所以她沒去家里的公司任職, 而是選擇自己出來開個小小的服裝廠,也算是自己創業成功。
所以她一直以來對待感情既海王又戀愛腦的狀態, 陶心也能夠理解。
不過是對親密關系的缺失又渴望的影射罷了。
到了高珍珠自己獨居的公寓,她按響了門鈴,卻沒有反應。
按了差不多五分鐘,就在陶心要報警的時候,門慢悠悠地開了。
一開門,酒精混合著糜爛的氣味蔓延開,門后的房間黑漆漆的,助理回頭望了陶心一眼,再回頭,一張慘白的臉突然從門縫里出現,嚇得她高聲尖叫著,躲到陶心身后。
陶心一手拉住門用力打開,門內的正是高珍珠。
她臉上的化妝品已經花了,跟鬼畫符一樣印在臉上,肢體僵直目光呆滯,活像行尸走肉,嚇得眾人不免后退了幾步。
五個男模里,當場就走了兩個。
剩下的三個也在猶豫地觀察著,這是不是什麼伺候女變態的工作。
陶心也沒攔著,只對剩下三個男模說:“干得好,月薪十萬加。
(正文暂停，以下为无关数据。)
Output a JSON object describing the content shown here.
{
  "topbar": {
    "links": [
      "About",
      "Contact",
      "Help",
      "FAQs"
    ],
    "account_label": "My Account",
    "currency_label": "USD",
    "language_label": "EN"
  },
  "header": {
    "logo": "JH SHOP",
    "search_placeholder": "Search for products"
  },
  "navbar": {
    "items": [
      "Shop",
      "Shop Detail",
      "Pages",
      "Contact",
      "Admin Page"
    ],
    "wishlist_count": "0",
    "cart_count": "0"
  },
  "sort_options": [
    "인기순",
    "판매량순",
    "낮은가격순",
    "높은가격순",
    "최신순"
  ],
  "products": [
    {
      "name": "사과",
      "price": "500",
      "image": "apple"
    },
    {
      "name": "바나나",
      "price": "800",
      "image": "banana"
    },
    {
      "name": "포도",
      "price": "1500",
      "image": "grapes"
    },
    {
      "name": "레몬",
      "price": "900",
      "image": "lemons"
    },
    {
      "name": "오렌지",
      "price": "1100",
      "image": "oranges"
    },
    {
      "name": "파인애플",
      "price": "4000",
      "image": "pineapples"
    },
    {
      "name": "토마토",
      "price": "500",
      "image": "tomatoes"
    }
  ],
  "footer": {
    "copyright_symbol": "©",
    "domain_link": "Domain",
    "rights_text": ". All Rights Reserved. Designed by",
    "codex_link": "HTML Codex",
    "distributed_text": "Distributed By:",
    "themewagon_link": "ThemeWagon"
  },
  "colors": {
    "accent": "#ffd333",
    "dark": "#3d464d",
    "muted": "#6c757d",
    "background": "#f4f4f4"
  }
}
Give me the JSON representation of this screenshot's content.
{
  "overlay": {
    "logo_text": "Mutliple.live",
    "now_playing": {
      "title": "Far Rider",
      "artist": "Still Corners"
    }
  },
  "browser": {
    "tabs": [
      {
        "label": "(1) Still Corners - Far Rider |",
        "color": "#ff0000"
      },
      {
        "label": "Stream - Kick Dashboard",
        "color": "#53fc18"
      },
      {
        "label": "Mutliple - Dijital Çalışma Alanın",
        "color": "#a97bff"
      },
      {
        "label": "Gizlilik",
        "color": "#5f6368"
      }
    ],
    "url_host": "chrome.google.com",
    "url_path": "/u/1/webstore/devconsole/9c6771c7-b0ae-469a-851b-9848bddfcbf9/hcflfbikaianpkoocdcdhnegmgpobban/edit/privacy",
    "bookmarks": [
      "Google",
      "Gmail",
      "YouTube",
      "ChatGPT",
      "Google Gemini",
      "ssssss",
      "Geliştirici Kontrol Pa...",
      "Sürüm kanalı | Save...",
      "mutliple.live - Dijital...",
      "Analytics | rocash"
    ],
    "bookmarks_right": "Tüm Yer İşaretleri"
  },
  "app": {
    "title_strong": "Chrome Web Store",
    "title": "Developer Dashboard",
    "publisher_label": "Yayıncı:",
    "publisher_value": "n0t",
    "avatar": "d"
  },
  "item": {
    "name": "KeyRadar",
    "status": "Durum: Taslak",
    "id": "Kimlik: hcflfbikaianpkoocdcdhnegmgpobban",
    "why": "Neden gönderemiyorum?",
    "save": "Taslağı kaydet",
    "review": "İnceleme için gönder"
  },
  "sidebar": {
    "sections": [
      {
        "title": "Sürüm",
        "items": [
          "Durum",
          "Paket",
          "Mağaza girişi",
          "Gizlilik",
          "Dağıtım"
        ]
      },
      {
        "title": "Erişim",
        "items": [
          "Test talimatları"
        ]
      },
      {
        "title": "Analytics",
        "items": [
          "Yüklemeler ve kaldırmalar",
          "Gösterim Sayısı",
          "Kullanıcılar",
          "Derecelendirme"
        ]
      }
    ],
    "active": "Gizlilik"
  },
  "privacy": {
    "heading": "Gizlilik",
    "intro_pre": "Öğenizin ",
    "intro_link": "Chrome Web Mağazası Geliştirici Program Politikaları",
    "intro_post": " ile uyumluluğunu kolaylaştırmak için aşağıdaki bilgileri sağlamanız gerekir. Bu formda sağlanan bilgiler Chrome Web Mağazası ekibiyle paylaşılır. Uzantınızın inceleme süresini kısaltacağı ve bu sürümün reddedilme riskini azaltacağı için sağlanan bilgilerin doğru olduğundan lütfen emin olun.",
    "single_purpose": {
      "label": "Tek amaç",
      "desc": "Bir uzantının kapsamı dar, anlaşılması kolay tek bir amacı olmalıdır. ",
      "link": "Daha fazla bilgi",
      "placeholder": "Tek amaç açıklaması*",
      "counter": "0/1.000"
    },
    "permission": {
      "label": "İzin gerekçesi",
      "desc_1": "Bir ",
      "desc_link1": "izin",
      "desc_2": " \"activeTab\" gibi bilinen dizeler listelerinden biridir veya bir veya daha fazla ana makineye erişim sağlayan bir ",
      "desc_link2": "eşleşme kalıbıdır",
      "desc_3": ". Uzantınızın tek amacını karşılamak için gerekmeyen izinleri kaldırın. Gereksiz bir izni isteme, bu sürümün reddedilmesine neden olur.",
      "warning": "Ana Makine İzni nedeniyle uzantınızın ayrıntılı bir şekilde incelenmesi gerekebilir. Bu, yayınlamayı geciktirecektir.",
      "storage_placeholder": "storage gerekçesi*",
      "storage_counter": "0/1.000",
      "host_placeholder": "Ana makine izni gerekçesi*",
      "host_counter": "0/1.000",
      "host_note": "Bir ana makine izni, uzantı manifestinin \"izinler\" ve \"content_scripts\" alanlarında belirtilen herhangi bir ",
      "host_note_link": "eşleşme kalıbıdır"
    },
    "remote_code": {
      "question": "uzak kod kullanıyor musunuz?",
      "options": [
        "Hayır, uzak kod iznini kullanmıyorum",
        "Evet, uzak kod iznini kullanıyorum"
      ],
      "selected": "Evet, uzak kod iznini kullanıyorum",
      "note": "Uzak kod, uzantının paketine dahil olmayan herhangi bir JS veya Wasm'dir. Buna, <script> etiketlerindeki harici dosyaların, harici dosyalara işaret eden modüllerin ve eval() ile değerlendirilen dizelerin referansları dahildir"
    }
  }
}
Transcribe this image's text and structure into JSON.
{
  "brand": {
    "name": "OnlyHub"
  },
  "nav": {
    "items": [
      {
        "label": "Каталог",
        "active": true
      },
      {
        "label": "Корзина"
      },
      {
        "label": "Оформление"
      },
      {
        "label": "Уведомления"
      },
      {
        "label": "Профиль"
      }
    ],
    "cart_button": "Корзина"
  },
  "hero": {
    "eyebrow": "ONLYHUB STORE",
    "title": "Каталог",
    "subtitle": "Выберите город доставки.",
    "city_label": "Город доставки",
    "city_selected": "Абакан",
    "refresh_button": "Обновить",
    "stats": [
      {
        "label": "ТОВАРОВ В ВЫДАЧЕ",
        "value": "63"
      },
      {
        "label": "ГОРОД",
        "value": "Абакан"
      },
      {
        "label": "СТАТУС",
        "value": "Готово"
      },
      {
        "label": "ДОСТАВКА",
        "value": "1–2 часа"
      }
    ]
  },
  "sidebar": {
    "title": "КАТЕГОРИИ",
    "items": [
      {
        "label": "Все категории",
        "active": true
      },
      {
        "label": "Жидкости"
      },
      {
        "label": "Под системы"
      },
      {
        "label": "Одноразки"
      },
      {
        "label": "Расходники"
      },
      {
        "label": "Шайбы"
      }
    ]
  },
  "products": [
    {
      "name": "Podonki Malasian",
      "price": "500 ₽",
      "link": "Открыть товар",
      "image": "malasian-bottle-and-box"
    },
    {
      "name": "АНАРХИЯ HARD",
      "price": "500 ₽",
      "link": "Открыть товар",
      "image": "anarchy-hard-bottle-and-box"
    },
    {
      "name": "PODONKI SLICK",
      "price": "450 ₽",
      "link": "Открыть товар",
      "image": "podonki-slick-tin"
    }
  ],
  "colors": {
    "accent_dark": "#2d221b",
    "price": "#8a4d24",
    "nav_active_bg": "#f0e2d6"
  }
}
”
重賞之下必有勇夫,可有一個男模聽見月薪這麼高更害怕了,仿佛坐實了高珍珠是女變態,連連告辭。
陶心看了看剩下的兩人,沒再多說什麼,直接推開了門。
助理帶著兩個小男模也走了進去。
陶心走到窗前,把厚重的窗簾拉開,滿地的狼藉讓大家差點吐了。
啤酒洋酒紅酒瓶子隨處可見,茶幾旁和衛生間門口還有嘔吐物。
高珍珠像是不能見光的喪尸,窗簾拉開的一刻,她將臉埋在了雙臂間。
陶心立即走過去,輕輕抱住她,然后帶著她去洗漱。
高珍珠坐在浴缸中眼淚跟自來水似的一直流。
陶心默默地給她洗臉,洗頭,擦身子,沒去管她的眼淚。